Et puis il y a le reste, tout cette masse inerte qui n’est ni l’un ni l’autre, ou peut être les deux à la fois. Qui tente de faire travailler aussi bien son cœur que ses muscles, qui utilise toutes les machines de la salle car après tout elles sont faites pour ça. Ils sont là, ces soldats de l’ordinaire, tiraillés entre deux groupes, deux univers, et semblent des étrangers aussi bien pour l’un que pour l’autre.
Moi, avec mes 60 kg tous mouillés et ma barbe mal rasée, je suis trop gringalet pour ces messieurs gonflés, et trop testostéroné pour ces demoiselles élancées.

Dans les deux cas, je ne suis pas assez épilé.

3

Là maintenant je voudrais vous parler plus longuement de mon enfance mais mes souvenirs, bien que récents, s’amusent à se jouer de moi. J’ai la mémoire jeune mais sélective alors il m’arrive souvent de ne retenir que l’illusoire et d’aller se faire foutre l’important.

Qui dit souvenir d’enfance, dit souvent souvenir de vacances. Et là ce qui me revient en tête c’est finalement la fois où je m’étais retrouvé dans un château en visite guidée avec une vraie bombe atomique ayant à peu près mon âge. C’était suffisamment rare pour être excessivement souligné. En général, ce genre d'activité sent plus la naphtaline que les bouffées d'oestrogènes.

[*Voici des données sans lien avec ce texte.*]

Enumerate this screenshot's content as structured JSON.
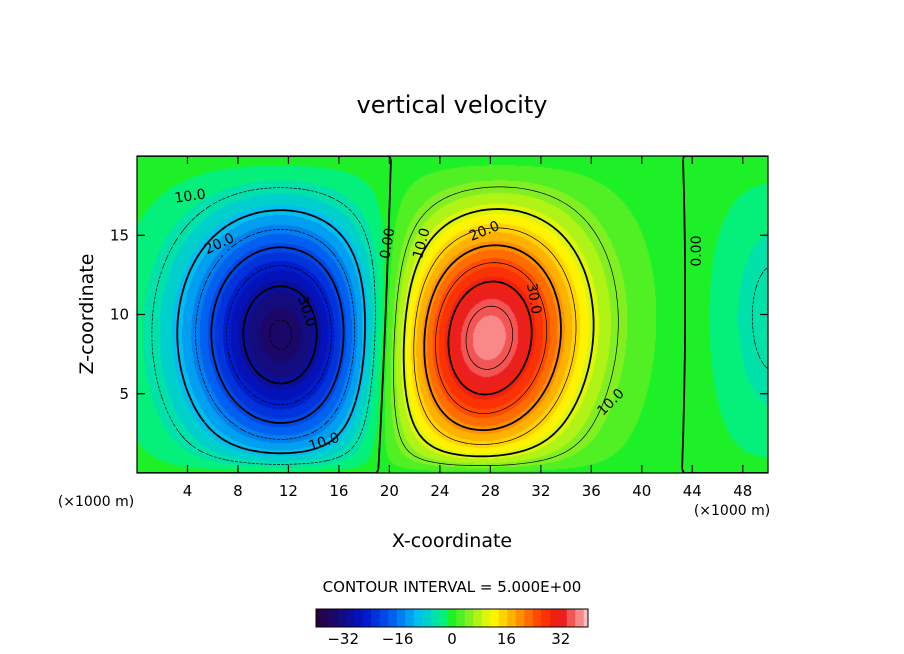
{
  "chart_data": {
    "type": "heatmap",
    "title": "vertical velocity",
    "xlabel": "X-coordinate",
    "ylabel": "Z-coordinate",
    "x_unit": "(×1000 m)",
    "z_unit": "(×1000 m)",
    "xlim": [
      0,
      50
    ],
    "ylim": [
      0,
      20
    ],
    "x_ticks": [
      4,
      8,
      12,
      16,
      20,
      24,
      28,
      32,
      36,
      40,
      44,
      48
    ],
    "y_ticks": [
      5,
      10,
      15
    ],
    "contour_interval_text": "CONTOUR INTERVAL = 5.000E+00",
    "contour_interval": 5,
    "colorbar": {
      "range": [
        -40,
        40
      ],
      "ticks": [
        "−32",
        "−16",
        "0",
        "16",
        "32"
      ],
      "tick_values": [
        -32,
        -16,
        0,
        16,
        32
      ]
    },
    "features": [
      {
        "name": "downdraft",
        "center_x": 11.5,
        "center_z": 8.5,
        "peak": -36
      },
      {
        "name": "updraft",
        "center_x": 27.5,
        "center_z": 8,
        "peak": 38
      },
      {
        "name": "right-edge downdraft",
        "center_x": 50,
        "center_z": 10,
        "peak": -5
      }
    ],
    "contour_labels": [
      {
        "text": "10.0",
        "x": 4.2,
        "z": 17.5,
        "angle": -8
      },
      {
        "text": "20.0",
        "x": 6.5,
        "z": 14.5,
        "angle": -25
      },
      {
        "text": "30.0",
        "x": 13.5,
        "z": 10.2,
        "angle": 72
      },
      {
        "text": "10.0",
        "x": 14.8,
        "z": 2.0,
        "angle": -18
      },
      {
        "text": "0.00",
        "x": 19.8,
        "z": 14.5,
        "angle": -80
      },
      {
        "text": "10.0",
        "x": 22.5,
        "z": 14.5,
        "angle": -75
      },
      {
        "text": "20.0",
        "x": 27.5,
        "z": 15.3,
        "angle": -22
      },
      {
        "text": "30.0",
        "x": 31.5,
        "z": 11.0,
        "angle": 80
      },
      {
        "text": "10.0",
        "x": 37.5,
        "z": 4.5,
        "angle": -45
      },
      {
        "text": "0.00",
        "x": 44.3,
        "z": 14.0,
        "angle": -90
      }
    ]
  }
}
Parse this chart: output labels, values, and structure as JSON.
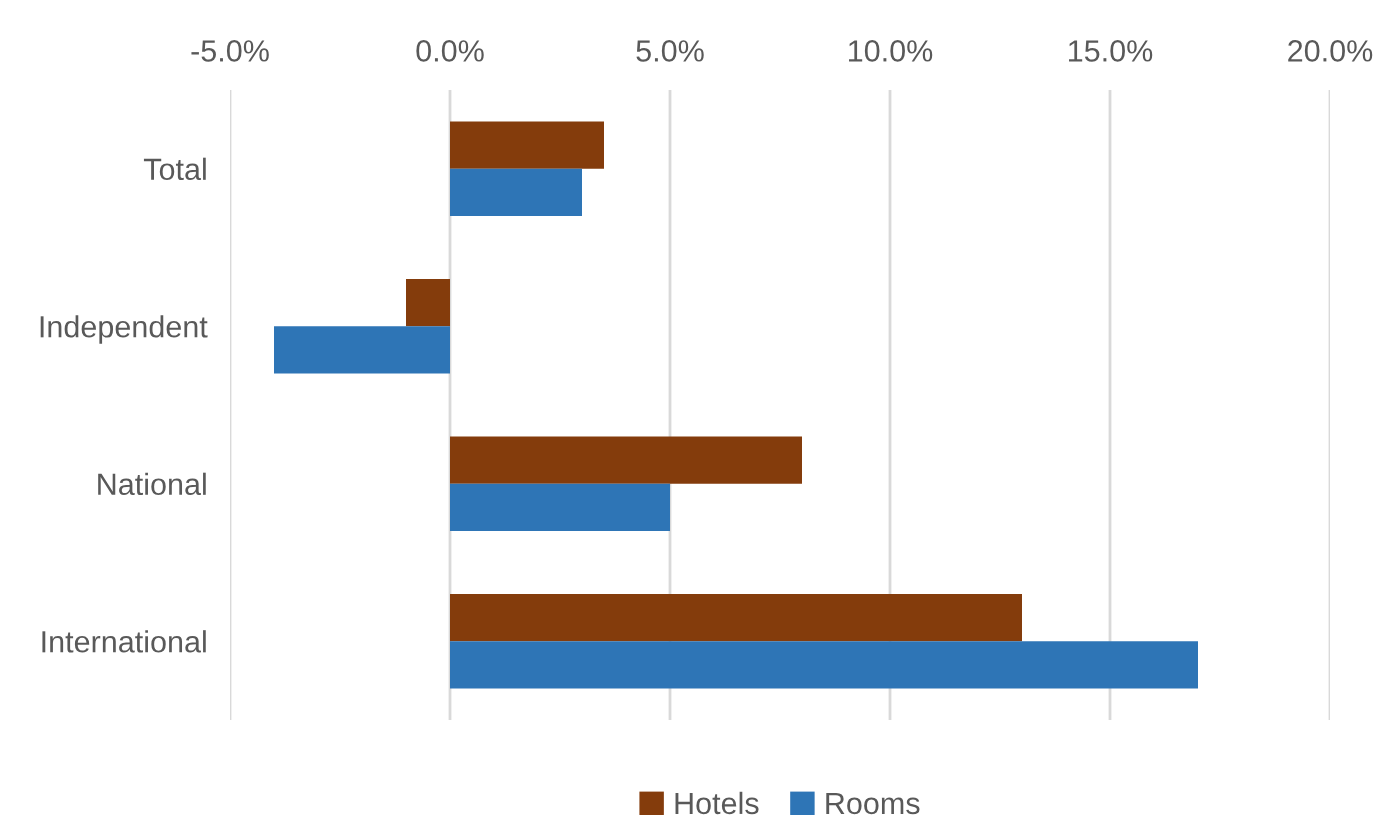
{
  "chart_data": {
    "type": "bar",
    "orientation": "horizontal",
    "categories": [
      "Total",
      "Independent",
      "National",
      "International"
    ],
    "series": [
      {
        "name": "Hotels",
        "color": "#843c0c",
        "values": [
          3.5,
          -1.0,
          8.0,
          13.0
        ]
      },
      {
        "name": "Rooms",
        "color": "#2e75b6",
        "values": [
          3.0,
          -4.0,
          5.0,
          17.0
        ]
      }
    ],
    "xlim": [
      -5,
      20
    ],
    "xticks": [
      {
        "value": -5,
        "label": "-5.0%"
      },
      {
        "value": 0,
        "label": "0.0%"
      },
      {
        "value": 5,
        "label": "5.0%"
      },
      {
        "value": 10,
        "label": "10.0%"
      },
      {
        "value": 15,
        "label": "15.0%"
      },
      {
        "value": 20,
        "label": "20.0%"
      }
    ],
    "grid": "x",
    "legend": "bottom"
  }
}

Elle avait donc mon âge, une quinzaine d'années, l’âge où on a une tonne d’hormones en ébullition. L’âge où le désir sexuel n’a jamais été aussi grand, et les possibilités de l’assouvir aussi faibles.
Avec ses petites lunettes carrées, son tailleur noir, ses longs cheveux noirs, et ses jambes plus longues encore, elle ressemblait à ces jeunes lycéennes innocentes qu'on voit dans les Hentaï et moi je m’imaginais déjà en train de la prendre en levrette dans l'aile François 1er.
J’étais en nage, je commençais à suer comme un porc, c’était très gênant. Elle s’en était d’ailleurs aperçue et je ne savais plus trop où me mettre. Je commençais sérieusement à me durcir et une petite bosse dépassait de mon short, traduisant un certain état d’excitation. Ni une ni deux, réflexe de survie, je partis fissa aux toilettes me soulager un bon coup. Et je loupai une bonne partie de la visite.

J’en plaisante encore aujourd’hui mais à l’époque ça ne m’avait pas forcément fait rire, on était en pleine explication de l’assassinat du duc de Guise.

5 commentaires:

  1. C'est autobiographique, inventé, ou un peu des 2 ?
    Toujours aussi plaisant à lire en tout cas.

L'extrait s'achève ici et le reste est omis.